I have a SQL table that is filled with pending orders on day one. On the next day, at a specific time, I have to fetch the 'PENDING' orders from DB and process each of them by calling an external API. This is what my code flow looks like:
SELECT * FROM orders where status = 'PENDING' LIMIT 200
Now I will call the external API for each of those orders which will either return success or failure for each order and then I'll update the order status in DB.
UPDATE orders SET status = 'COMPLETED' WHERE id = ANY(<success list>)
UPDATE orders SET status = 'FAILED' WHERE id = ANY(<failure list>)
The above flow will continue to run multiple times until the select query returns 0 rows. I've put a LIMIT in the query in order to avoid memory issues and the external API's throughput capability.
Now there are a couple of issues with the above flow:
- Let's say my code executed the SELECT query and started processing the orders. What if my service gets crashed in between? There will be some orders which would have gone through the API and would've received passed or failed responses. But I missed updating their status in DB, therefore when my service will start again, it will again pick those orders and process them again which I don't want.
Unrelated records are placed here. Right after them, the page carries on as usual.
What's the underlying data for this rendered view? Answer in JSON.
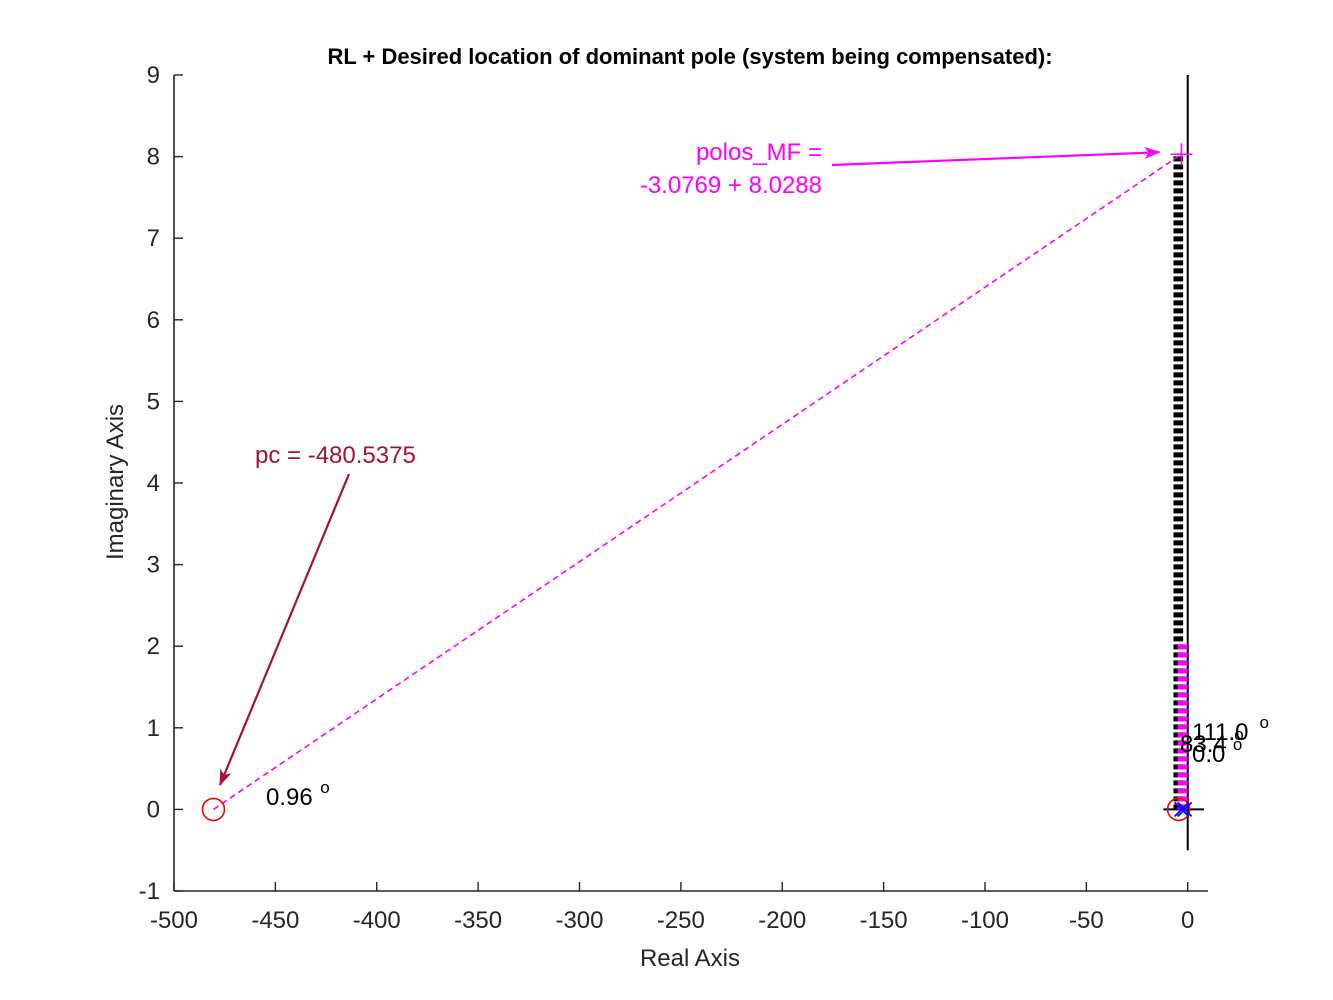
{
  "chart_data": {
    "type": "scatter",
    "title": "RL + Desired location of dominant pole (system being compensated):",
    "xlabel": "Real Axis",
    "ylabel": "Imaginary Axis",
    "xlim": [
      -500,
      10
    ],
    "ylim": [
      -1,
      9
    ],
    "xticks": [
      "-500",
      "-450",
      "-400",
      "-350",
      "-300",
      "-250",
      "-200",
      "-150",
      "-100",
      "-50",
      "0"
    ],
    "yticks": [
      "-1",
      "0",
      "1",
      "2",
      "3",
      "4",
      "5",
      "6",
      "7",
      "8",
      "9"
    ],
    "grid": false,
    "legend": "none",
    "desired_pole": {
      "x": -3.0769,
      "y": 8.0288
    },
    "compensator_pole": {
      "x": -480.5375,
      "y": 0
    },
    "open_loop_poles": [
      {
        "x": -3.0,
        "y": 0
      },
      {
        "x": -1.5,
        "y": 0
      }
    ],
    "open_loop_zeros": [
      {
        "x": -4.5,
        "y": 0
      },
      {
        "x": -480.5375,
        "y": 0
      }
    ],
    "locus_segment": {
      "x": 0,
      "y_from": -0.5,
      "y_to": 9
    },
    "angle_guides_black": [
      -6.5,
      -5.5,
      -4.6,
      -3.8,
      -3.2,
      -2.8
    ],
    "angle_guides_magenta": [
      -4.5,
      -3.6,
      -3.0,
      -2.0,
      -1.3,
      -0.6
    ],
    "angle_guides_magenta_top": 2.05,
    "annotations": {
      "polos_line1": "polos_MF =",
      "polos_line2": "-3.0769 + 8.0288",
      "pc_label": "pc = -480.5375",
      "angle_left": "0.96",
      "angle_right_a": "111.0",
      "angle_right_b": "83.4",
      "angle_right_c": "0.0",
      "degree_sign": "o"
    },
    "colors": {
      "axis": "#262626",
      "desired": "#ff00ff",
      "pc": "#a2142f",
      "zero": "#ff0000",
      "pole": "#0000ff",
      "guide": "#000000"
    }
  }
}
- My service can be running from multiple instances, therefore same orders whose status = 'PENDING' can be picked by various instances leading to double processing of the same order. How to avoid this?
If it helps, my tech stack is Go and PostgreSQL. I am sure the above are some common issues and there must be some standard ways to approach them. I am open to changing any part whether it's the Go code or DB change which may include locks or transactions. I just want which direction to look for the solution. Any help would be appreciated.